In fact, many learning analysts believe we’re living in a reskilling revolution, of which soft skills are a major component. For example, after the World Economic Forum met in Davos this year, they built the Reskilling Revolution Platform. Upskilling and reskilling was also the focus in this year’s LinkedIn Workplace Learning Report. Reskilling and upskilling, even for leaders, is more than a trend — it’s an evolution of what a leader needs to be successful in today’s knowledge workforce.
When considering a micro-skills curriculum, like goal-setting, listening, problem-solving, difficult conversations, change management, trust or emotional intelligence, make sure it’s aligned with your foundational, or macro-, leadership skill sets. Some leadership development curricula may feature a listening skills course that has a disconnected or completely different approach to other leadership skills offered in the program. Each micro-skill should build upon core leadership skills within a common leadership language, serving as a library of skills to use based on the needs of the moment but still anchored to core leadership competencies of the organization. In other words, consuming a course on listening from a leadership expert should be consistent with a similar course on problem-solving or difficult conversations by the same, or a different, content provider.

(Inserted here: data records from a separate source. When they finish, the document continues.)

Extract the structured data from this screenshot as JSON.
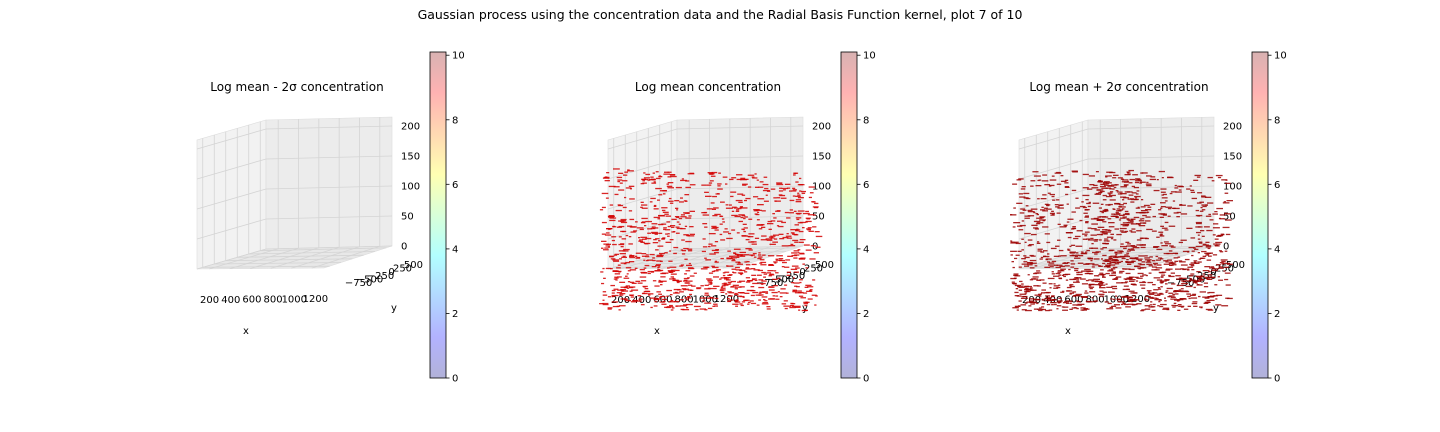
{
  "suptitle": "Gaussian process using the  concentration data and the Radial Basis Function kernel, plot 7 of 10",
  "colors": {
    "marker_lower": "#b80000",
    "marker_mean": "#d40000",
    "marker_upper": "#9e0000",
    "pane": "#f2f2f2",
    "grid": "#d4d4d4"
  },
  "colormap": {
    "name": "jet",
    "alpha": 0.3,
    "stops": [
      "#00007f",
      "#0000ff",
      "#007fff",
      "#00ffff",
      "#7fff7f",
      "#ffff00",
      "#ff7f00",
      "#ff0000",
      "#7f0000"
    ]
  },
  "chart_data": [
    {
      "type": "scatter",
      "projection": "3d",
      "title": "Log mean - 2σ concentration",
      "xlabel": "x",
      "ylabel": "y",
      "zlabel": "",
      "x_ticks": [
        "200",
        "400",
        "600",
        "800",
        "1000",
        "1200"
      ],
      "y_ticks": [
        "−750",
        "−500",
        "−250",
        "0",
        "250",
        "500"
      ],
      "z_ticks": [
        "0",
        "50",
        "100",
        "150",
        "200"
      ],
      "xlim": [
        100,
        1300
      ],
      "ylim": [
        -900,
        650
      ],
      "zlim": [
        0,
        215
      ],
      "points_visible": false,
      "colorbar": {
        "ticks": [
          "0",
          "2",
          "4",
          "6",
          "8",
          "10"
        ],
        "vmin": 0,
        "vmax": 10.1
      }
    },
    {
      "type": "scatter",
      "projection": "3d",
      "title": "Log mean concentration",
      "xlabel": "x",
      "ylabel": "y",
      "zlabel": "",
      "x_ticks": [
        "200",
        "400",
        "600",
        "800",
        "1000",
        "1200"
      ],
      "y_ticks": [
        "−750",
        "−500",
        "−250",
        "0",
        "250",
        "500"
      ],
      "z_ticks": [
        "0",
        "50",
        "100",
        "150",
        "200"
      ],
      "xlim": [
        100,
        1300
      ],
      "ylim": [
        -900,
        650
      ],
      "zlim": [
        0,
        215
      ],
      "points_visible": true,
      "colorbar": {
        "ticks": [
          "0",
          "2",
          "4",
          "6",
          "8",
          "10"
        ],
        "vmin": 0,
        "vmax": 10.1
      }
    },
    {
      "type": "scatter",
      "projection": "3d",
      "title": "Log mean + 2σ concentration",
      "xlabel": "x",
      "ylabel": "y",
      "zlabel": "",
      "x_ticks": [
        "200",
        "400",
        "600",
        "800",
        "1000",
        "1200"
      ],
      "y_ticks": [
        "−750",
        "−500",
        "−250",
        "0",
        "250",
        "500"
      ],
      "z_ticks": [
        "0",
        "50",
        "100",
        "150",
        "200"
      ],
      "xlim": [
        100,
        1300
      ],
      "ylim": [
        -900,
        650
      ],
      "zlim": [
        0,
        215
      ],
      "points_visible": true,
      "colorbar": {
        "ticks": [
          "0",
          "2",
          "4",
          "6",
          "8",
          "10"
        ],
        "vmin": 0,
        "vmax": 10.1
      }
    }
  ]
}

Develop leadership analytics
The information age has produced an ocean of data on everything from consumer buying habits and TV binges to producing a lineup for a major league baseball coach based on who is pitching and where the game is being played on a nightly basis. “By 2025,” one writer claims, “it’s estimated that 463 exabytes of data will be created each day globally — that’s the equivalent of 212,765,957 DVDs per day!”
People analytics is a growing area of data science, especially in the fields of talent acquisition and engagement. Just as people and learning analytics have become a critical component for HR and training professionals, so too is an approach to the type of data your leaders are — and should be — producing in their daily collaboration with others. Leadership analytics should be layered with HR data related to attracting, engaging and retaining employees.
However, leadership analytics is a largely unexplored practice within organizations. Many organizations are data-driven and value “facts” over gut feelings, but those same organizations lack a robust leadership analytics strategy to shape their leadership development and evaluation efforts.
If you’re going to implement a leadership development program with a common language in the midst of complex situations, you’ll need more than just qualitative data traditionally found in engagement surveys. You’ll need a plan to capture quantitative data that actually pinpoints and charts certain leadership behaviors, primarily through performance and collaboration software your organization is already using — or should be using. If all great performance and leadership practice begins with clear goals, then there should be a focused effort to collaborate more effectively on those goals within platforms that make it easier to communicate, pivot and evaluate not just employee performance, but leadership practices in relation to that performance.
Leaders can get practical today — to stay competitive tomorrow
We have entered a brave new world of business within the ominous shadow cast by COVID-19. By following some of these practical principles for leadership development, you can build a modern learning organization that develops leaders through practicing leadership — not just learning about it. With a consistent and common framework built for any context of leadership within the organization, you can leverage and link your investment in leadership development directly to bottom-line business results.